[48] "Pleasures of Hope."
[49] cf. Wordsworth's
"Some casual shout that broke the silent air,
Or the unimaginable touch of time."
—Mutability: Ecclesiastical Sonnets, XXXIV.
CHAPTER V.
The Miltonic Group
That the influence of Milton, in the romantic revival of the eighteenth century, should have been hardly second in importance to Spenser's is a confirmation of our remark that Augustan literature was "classical" in a way of its own. It is another example of that curiously topsy-turvy condition of things in which rhyme was a mark of the classic, and blank verse of the romantic. For Milton is the most truly classical of English poets; and yet, from the angle of observation at which the eighteenth century viewed him, he appeared a romantic. It was upon his romantic side, at all events, that the new school of poets apprehended and appropriated him.
This side was present in Milton in a fuller measure than his completed works would show. It is well known that he, at one time, had projected an Arthuriad, a design which, if carried out, might have anticipated Tennyson and so deprived us of "The Idyls of the King." "I betook me," he writes, "among those lofty fables and romances which recount in solemn cantos the deeds of knighthood."[1] And in the "Epitaphium Damonis" he thus apprised the reader of his purpose:
"Ipse ego Dardanais Rutupina per aequora puppes,
Dicam, et Pandrasidos regnum vetus Inogeniae,
Brennumque Arviragunque duces, priscumque Belinum,
Et tandem Armoricos Britonum sub lege colonos;
Tum gravidam Arturo fatali fraude Iörgernen;
Mendaces vultus, assumptaque Gorlöis arma,
Merlini dolus."[2]
The "matter of Britain" never quite lost the fascination which it had exercised over his youthful imagination, as appears from passages in "Paradise Lost"[3] and even in "Paradise Regained."[4] But with his increasing austerity, both religious and literary, Milton gravitated finally to Hebraic themes and Hellenic art forms. He wrote Homeric epics and Aeschylean tragedies, instead of masques and sonnets, of rhymed pieces on the Italian model, like "L'Allegro" and "Il Penseroso," and of stanzaic poems, like the "Nativity Ode," touched with Elizabethan conceits. He relied more and more upon sheer construction and weight of thought and less upon decorative richness of detail. His diction became naked and severe, and he employed rhyme but sparingly, even in the choral parts of "Samson Agonistes." In short, like Goethe, he grew classical as he grew old. It has been mentioned that "Paradise Lost" did much to keep alive the tradition of English blank verse through a period remarkable for its bigoted devotion to rhyme, and especially to the heroic couplet. Yet it was, after all, Milton's early poetry, in which rhyme is used—though used so differently from the way in which Pope used it—that counted for most in the history of the romantic movement. Professor Masson contradicts the common assertion, that "Paradise Lost" was first written into popularity by Addison's Saturday papers. While that series was running, Tonson brought out (1711-13) an ediction of Milton's poetical works which was "the ninth of 'Paradise Lost,' the eight of 'Paradise Regained,' the seventh of 'Samson Agonistes' and the sixth of the minor poems." The previous issues of the minor poems had been in 1645, 1673, 1695, 1705, and 1707. Six editions in sixty-eight years is certainly no very great showing. After 1713 editions of Milton multiplied rapidly; by 1763 "Paradise Lost" was in its forty-sixth, and the minor poems in their thirtieth.[5]
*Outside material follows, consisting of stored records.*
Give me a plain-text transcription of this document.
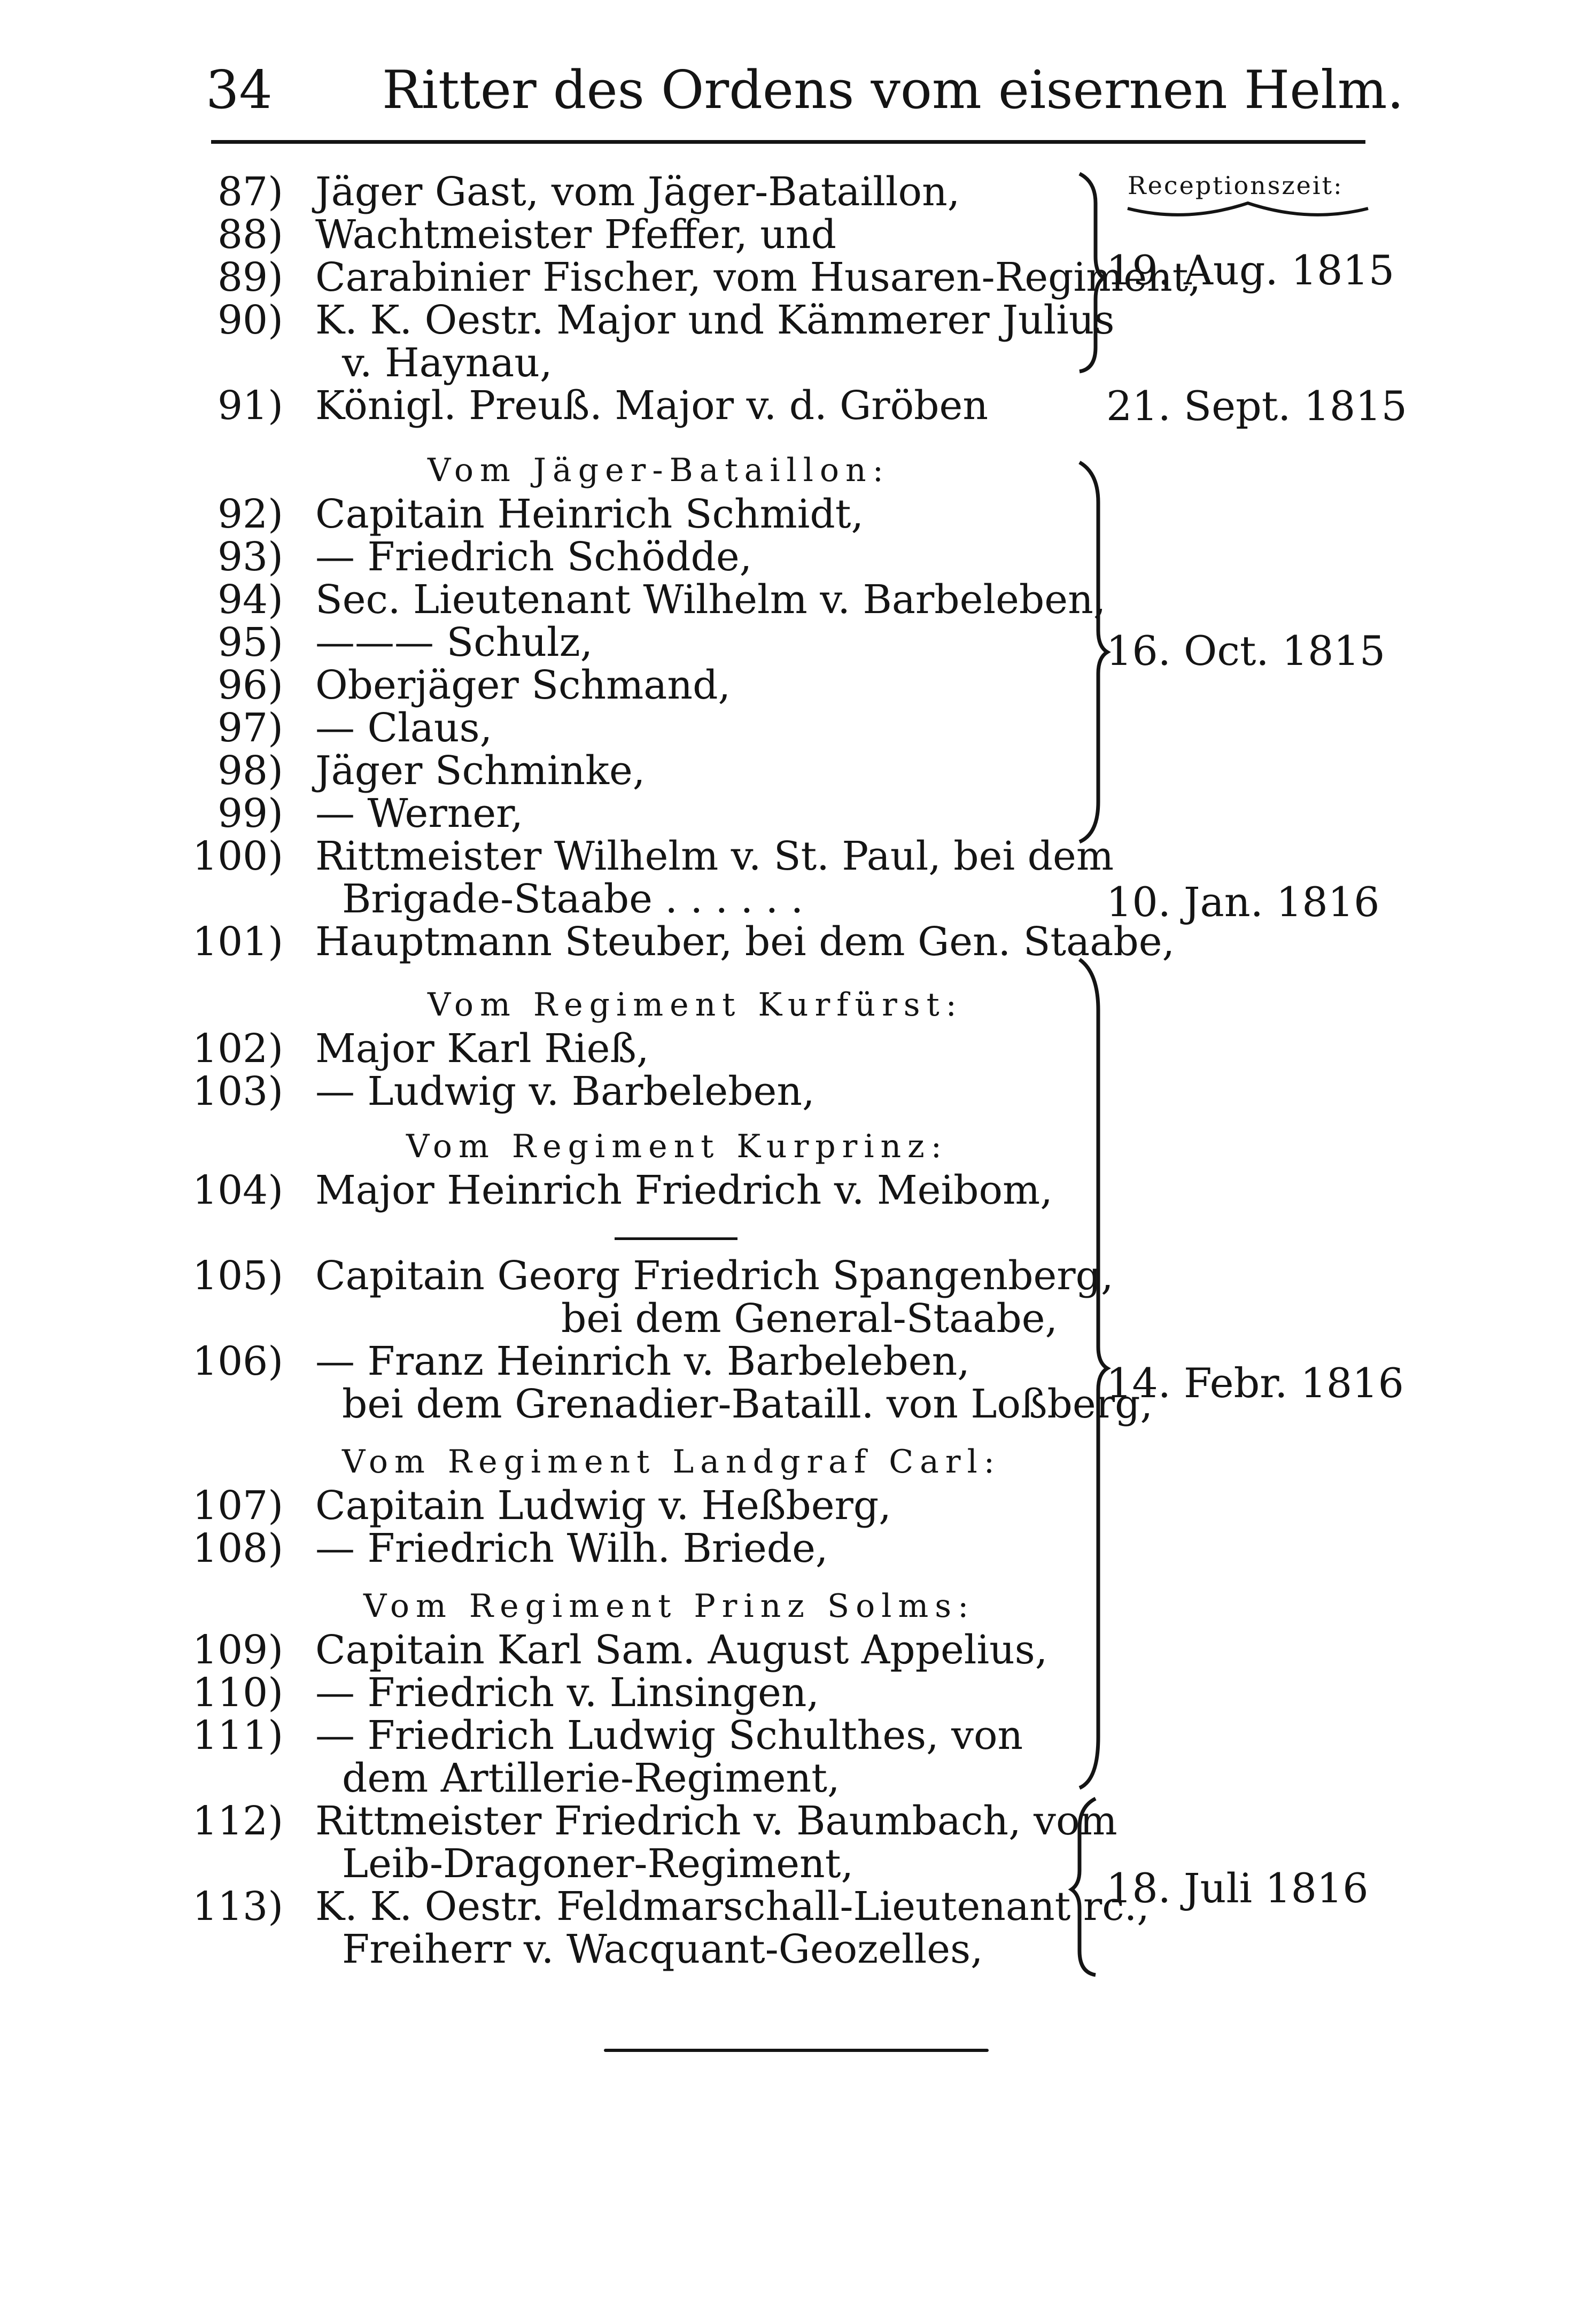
34 Ritter des Ordens vom eisernen Helm.
Receptionszeit:
87) Jäger Gast, vom Jäger-Bataillon,
88) Wachtmeister Pfeffer, und
89) Carabinier Fischer, vom Husaren-Regiment,
90) K. K. Oestr. Major und Kämmerer Julius
v. Haynau,
91) Königl. Preuß. Major v. d. Gröben
19. Aug. 1815
21. Sept. 1815
Vom Jäger-Bataillon:
92) Capitain Heinrich Schmidt,
93) — Friedrich Schödde,
94) Sec. Lieutenant Wilhelm v. Barbeleben,
95) ——— Schulz,
96) Oberjäger Schmand,
97) — Claus,
98) Jäger Schminke,
99) — Werner,
16. Oct. 1815
100) Rittmeister Wilhelm v. St. Paul, bei dem
Brigade-Staabe . . . . . .	10. Jan. 1816
101) Hauptmann Steuber, bei dem Gen. Staabe,
Vom Regiment Kurfürst:
102) Major Karl Rieß,
103) — Ludwig v. Barbeleben,
Vom Regiment Kurprinz:
104) Major Heinrich Friedrich v. Meibom,
105) Capitain Georg Friedrich Spangenberg,
bei dem General-Staabe,
106) — Franz Heinrich v. Barbeleben,
bei dem Grenadier-Bataill. von Loßberg,
Vom Regiment Landgraf Carl:
107) Capitain Ludwig v. Heßberg,
108) — Friedrich Wilh. Briede,
Vom Regiment Prinz Solms:
109) Capitain Karl Sam. August Appelius,
110) — Friedrich v. Linsingen,
111) — Friedrich Ludwig Schulthes, von
dem Artillerie-Regiment,
14. Febr. 1816
112) Rittmeister Friedrich v. Baumbach, vom
Leib-Dragoner-Regiment,
113) K. K. Oestr. Feldmarschall-Lieutenant rc.,
Freiherr v. Wacquant-Geozelles,
18. Juli 1816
Addison selected an occasional passage from Milton's juvenile poems, in the Spectator; but from all obtainable evidence, it seems not doubtful that they had been comparatively neglected, and that, although reissued from time to time in complete editions of Milton's poetry, they were regarded merely as pendents to "Paradise Lost" and floated by its reputation. "Whatever causes," says Dryden, "Milton alleges for the abolishing of rime . . . his own particular reason is plainly this, that rime was not his talent: he had neither the ease of doing it, nor the graces of it: which is manifest in his 'Juvenilia' or verses written in his youth; where his rime is always constrained and forced and comes hardly from him."